Grandmother Petra’s love is baked into this Mexican bread pudding recipe

Petra’s capirotada
Ingredients
- 12 ounces of piloncillo, chopped (or light brown sugar)
- 2 1/4 cups water
- 1 cinnamon stick (4-inch)
- 1/2 pound stale bolillos or French bread torn into bite-sized pieces
- 3 eggs
- 3/4 cup raisins
- 3/4 cup salted peanuts
- 1/2 pound queso Oaxaca, torn into small pieces (or mozzarella cheese, grated)
- 1 teaspoon vanilla extract
- 1 stick of unsalted butter, cold and cubed
Directions
Preheat the oven to 350 degrees. Generously butter a 2-quart baking dish.
Bring the piloncillo, cinnamon and water to a boil over medium-high heat until reduced to about 1 cup — approximately 30 minutes.
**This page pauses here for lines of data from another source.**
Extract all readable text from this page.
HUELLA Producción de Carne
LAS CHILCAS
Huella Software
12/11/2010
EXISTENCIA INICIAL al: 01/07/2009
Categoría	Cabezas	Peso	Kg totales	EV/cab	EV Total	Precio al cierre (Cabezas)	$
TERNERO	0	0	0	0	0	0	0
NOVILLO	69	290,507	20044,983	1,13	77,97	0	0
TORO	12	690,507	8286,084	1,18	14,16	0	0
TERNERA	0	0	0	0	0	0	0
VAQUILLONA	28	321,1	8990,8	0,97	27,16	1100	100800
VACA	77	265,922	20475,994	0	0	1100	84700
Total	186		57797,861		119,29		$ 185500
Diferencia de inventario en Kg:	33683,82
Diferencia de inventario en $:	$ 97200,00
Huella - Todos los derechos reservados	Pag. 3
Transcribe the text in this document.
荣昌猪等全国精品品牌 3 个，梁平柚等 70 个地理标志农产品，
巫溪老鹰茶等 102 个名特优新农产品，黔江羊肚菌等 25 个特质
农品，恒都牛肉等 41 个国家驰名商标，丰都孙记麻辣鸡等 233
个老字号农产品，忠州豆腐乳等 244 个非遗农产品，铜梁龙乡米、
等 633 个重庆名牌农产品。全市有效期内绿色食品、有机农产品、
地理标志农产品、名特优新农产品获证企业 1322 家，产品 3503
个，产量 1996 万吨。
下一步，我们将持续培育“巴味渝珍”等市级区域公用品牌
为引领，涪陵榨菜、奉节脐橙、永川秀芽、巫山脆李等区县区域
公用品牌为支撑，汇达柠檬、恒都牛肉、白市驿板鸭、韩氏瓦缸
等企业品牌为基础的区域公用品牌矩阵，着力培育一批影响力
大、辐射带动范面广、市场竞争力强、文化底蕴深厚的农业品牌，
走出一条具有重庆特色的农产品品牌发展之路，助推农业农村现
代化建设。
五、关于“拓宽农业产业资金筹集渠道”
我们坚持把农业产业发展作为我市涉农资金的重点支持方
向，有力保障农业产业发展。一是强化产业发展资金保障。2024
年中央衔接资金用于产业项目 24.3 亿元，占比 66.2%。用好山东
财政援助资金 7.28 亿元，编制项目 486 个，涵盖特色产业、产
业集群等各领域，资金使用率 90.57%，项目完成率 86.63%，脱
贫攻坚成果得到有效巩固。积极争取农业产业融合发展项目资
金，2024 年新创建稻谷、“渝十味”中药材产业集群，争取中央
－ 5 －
It should be caramel in color and have a syrupy consistency. Discard the cinnamon and cool. Whisk the eggs and vanilla into the sugar mixture.
Add the bread to a mixing bowl along with 3/4 of the cheese, the raisins and the peanuts; toss to combine. Pour the sugar and egg mixture over it and mix evenly. Transfer to a buttered baking dish, sprinkle the rest of the cheese, and dot with the cold butter. Cover with foil.
Bake for about 1 hour or until the pudding is bubbling and the cheese is melted. Then, remove the foil and bake until it is slightly brown — about 10 to 15 more minutes.
Serve warm with vanilla ice cream. Serves eight.